— Ах, папа, ты как хорош, прелесть! — сказала Наташа, стоя посреди комнаты и расправляя складки дымки.
— Позвольте, барышня, позвольте, — говорила девушка, стоя на коленях, обдергивая платье и с одной стороны рта на другую переворачивая языком булавки.
— Воля твоя! — с отчаянием в голосе вскрикнула Соня, оглядев платье Наташи, — воля твоя, опять длинно!
Наташа отошла подальше, чтоб осмотреться в трюмо. Платье было длинно.
— Ей Богу, сударыня, ничего не длинно, — сказала Мавруша, ползавшая по полу за барышней.
— Ну длинно, так заметаем, в одну минутую заметаем, — сказала решительная Дуняша, из платочка на груди вынимая иголку и опять на полу принимаясь за работу.
В это время застенчиво, тихими шагами, вошла графиня в своей токе и бархатном платье.
— Уу! моя красавица! — закричал граф, — лучше вас всех!… — Он хотел обнять ее, но она краснея отстранилась, чтоб не измяться.
— Мама, больше на бок току, — проговорила Наташа. — Я переколю, и бросилась вперед, а девушки, подшивавшие, не успевшие за ней броситься, оторвали кусочек дымки.
— Боже мой! Что ж это такое? Я ей Богу не виновата…
— Ничего, заметаю, не видно будет, — говорила Дуняша.
— Красавица, краля-то моя! — сказала из-за двери вошедшая няня. — А Сонюшка-то, ну красавицы!…
В четверть одиннадцатого наконец сели в кареты и поехали. Но еще нужно было заехать к Таврическому саду.
Перонская была уже готова.
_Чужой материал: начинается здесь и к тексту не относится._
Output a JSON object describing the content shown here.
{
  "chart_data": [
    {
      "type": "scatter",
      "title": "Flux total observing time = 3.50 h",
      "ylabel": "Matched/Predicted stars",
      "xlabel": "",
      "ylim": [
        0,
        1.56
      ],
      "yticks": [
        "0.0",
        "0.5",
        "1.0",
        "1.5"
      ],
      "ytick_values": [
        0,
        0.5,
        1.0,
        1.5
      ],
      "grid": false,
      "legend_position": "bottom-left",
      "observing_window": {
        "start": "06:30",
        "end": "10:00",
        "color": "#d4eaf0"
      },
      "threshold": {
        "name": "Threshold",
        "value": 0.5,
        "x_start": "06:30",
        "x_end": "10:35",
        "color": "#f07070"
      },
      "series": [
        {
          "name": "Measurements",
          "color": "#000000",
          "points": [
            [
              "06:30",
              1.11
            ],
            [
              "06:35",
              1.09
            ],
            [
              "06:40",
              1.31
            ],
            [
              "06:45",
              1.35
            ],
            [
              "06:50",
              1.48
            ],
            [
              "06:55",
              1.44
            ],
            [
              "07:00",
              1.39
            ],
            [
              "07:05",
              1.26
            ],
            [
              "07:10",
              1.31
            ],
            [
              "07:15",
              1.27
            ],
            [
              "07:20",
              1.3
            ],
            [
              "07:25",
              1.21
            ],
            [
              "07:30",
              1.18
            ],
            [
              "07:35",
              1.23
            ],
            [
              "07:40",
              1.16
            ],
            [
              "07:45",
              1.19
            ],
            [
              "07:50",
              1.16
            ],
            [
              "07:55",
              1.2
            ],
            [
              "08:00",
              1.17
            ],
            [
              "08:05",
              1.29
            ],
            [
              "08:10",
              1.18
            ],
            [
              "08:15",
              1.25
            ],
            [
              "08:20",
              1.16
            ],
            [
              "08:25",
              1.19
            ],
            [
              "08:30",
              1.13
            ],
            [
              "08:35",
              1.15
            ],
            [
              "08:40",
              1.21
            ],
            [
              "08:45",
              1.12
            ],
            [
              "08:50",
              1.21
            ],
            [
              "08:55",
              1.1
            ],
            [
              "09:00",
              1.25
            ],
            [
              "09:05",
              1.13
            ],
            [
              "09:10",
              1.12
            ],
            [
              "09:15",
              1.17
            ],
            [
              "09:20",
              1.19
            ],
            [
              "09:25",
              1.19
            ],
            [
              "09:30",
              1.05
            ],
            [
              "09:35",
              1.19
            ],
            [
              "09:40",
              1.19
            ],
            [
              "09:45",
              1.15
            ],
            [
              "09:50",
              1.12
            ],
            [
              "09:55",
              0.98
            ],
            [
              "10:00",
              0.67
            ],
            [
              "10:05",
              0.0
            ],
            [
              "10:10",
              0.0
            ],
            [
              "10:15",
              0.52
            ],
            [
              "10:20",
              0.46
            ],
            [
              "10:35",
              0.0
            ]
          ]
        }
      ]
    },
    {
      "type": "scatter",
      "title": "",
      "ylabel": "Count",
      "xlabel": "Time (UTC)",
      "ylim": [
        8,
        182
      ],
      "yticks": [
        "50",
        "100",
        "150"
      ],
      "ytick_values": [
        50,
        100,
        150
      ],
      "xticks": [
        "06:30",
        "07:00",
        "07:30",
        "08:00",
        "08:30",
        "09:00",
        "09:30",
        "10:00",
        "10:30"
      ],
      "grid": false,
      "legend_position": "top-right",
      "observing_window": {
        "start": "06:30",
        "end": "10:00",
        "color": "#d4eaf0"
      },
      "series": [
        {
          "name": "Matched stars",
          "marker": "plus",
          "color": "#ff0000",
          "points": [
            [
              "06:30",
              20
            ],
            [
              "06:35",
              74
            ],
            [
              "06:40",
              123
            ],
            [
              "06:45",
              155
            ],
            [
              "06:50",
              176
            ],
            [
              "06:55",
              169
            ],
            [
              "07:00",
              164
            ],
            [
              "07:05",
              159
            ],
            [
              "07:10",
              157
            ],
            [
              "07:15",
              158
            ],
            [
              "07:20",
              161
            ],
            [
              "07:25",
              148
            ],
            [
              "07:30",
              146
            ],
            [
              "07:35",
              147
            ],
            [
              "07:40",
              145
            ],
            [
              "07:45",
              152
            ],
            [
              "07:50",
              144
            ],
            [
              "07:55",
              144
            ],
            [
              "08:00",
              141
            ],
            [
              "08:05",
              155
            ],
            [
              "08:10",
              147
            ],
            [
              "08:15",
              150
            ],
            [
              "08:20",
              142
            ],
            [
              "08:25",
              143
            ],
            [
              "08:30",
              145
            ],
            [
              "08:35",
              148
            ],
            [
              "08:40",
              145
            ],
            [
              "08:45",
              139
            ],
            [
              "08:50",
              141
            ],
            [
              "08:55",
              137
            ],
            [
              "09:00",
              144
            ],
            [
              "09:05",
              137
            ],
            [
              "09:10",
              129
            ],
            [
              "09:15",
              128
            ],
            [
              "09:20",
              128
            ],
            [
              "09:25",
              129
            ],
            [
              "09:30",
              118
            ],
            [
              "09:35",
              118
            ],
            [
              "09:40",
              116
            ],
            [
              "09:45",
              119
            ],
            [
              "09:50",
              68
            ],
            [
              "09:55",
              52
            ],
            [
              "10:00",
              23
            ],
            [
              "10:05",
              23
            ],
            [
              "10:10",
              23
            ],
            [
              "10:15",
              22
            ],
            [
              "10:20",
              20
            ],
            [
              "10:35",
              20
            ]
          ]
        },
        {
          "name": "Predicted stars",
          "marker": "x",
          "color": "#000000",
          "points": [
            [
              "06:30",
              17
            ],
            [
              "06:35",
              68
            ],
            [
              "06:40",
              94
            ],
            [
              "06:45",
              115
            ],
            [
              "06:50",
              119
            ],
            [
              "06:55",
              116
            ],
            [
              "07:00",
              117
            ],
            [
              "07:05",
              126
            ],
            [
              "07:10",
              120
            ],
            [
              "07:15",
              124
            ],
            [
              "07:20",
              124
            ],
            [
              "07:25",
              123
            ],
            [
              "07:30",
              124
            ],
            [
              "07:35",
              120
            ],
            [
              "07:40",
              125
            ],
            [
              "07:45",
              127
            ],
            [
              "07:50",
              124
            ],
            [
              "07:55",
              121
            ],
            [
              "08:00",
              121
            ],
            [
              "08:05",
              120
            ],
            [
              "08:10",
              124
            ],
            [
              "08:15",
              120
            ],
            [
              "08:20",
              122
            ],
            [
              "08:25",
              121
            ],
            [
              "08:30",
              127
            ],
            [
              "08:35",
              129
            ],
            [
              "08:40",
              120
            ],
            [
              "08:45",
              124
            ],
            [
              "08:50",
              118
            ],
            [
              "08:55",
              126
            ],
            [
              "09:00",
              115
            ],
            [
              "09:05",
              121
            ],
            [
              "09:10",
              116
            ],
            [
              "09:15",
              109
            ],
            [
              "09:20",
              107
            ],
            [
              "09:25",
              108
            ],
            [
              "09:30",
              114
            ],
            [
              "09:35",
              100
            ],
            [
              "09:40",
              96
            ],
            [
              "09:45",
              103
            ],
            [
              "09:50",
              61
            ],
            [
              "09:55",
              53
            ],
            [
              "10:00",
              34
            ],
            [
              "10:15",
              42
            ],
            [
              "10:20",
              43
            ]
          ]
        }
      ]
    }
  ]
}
Несмотря на ее старость и некрасивость, у нее происходило точно то же, что у Ростовых, хотя не с такой торопливостью (для нее это было дело привычное), но также было надушено, вымыто, напудрено старое, некрасивое тело, также старательно промыто за ушами, и даже, и так же, как у Ростовых, старая горничная восторженно любовалась нарядом своей госпожи, когда она в желтом платье с шифром вышла в гостиную. Перонская похвалила туалеты Ростовых.
Ростовы похвалили ее вкус и туалет, и, бережа прически и платья, в одиннадцать часов разместились по каретам и поехали.
XV
Наташа с утра этого дня не имела ни минуты свободы, и ни разу не успела подумать о том, что предстоит ей.
В сыром, холодном воздухе, в тесноте и неполной темноте колыхающейся кареты, она в первый раз живо представила себе то, что ожидает ее там, на бале, в освещенных залах — музыка, цветы, танцы, государь, вся блестящая молодежь Петербурга. То, что ее ожидало, было так прекрасно, что она не верила даже тому, что это будет: так это было несообразно с впечатлением холода, тесноты и темноты кареты. Она поняла всё то, что ее ожидает, только тогда, когда, пройдя по красному сукну подъезда, она вошла в сени, сняла шубу и пошла рядом с Соней впереди матери между цветами по освещенной лестнице. Только тогда она вспомнила, как ей надо было себя держать на бале и постаралась принять ту величественную манеру, которую она считала необходимой для девушки на бале.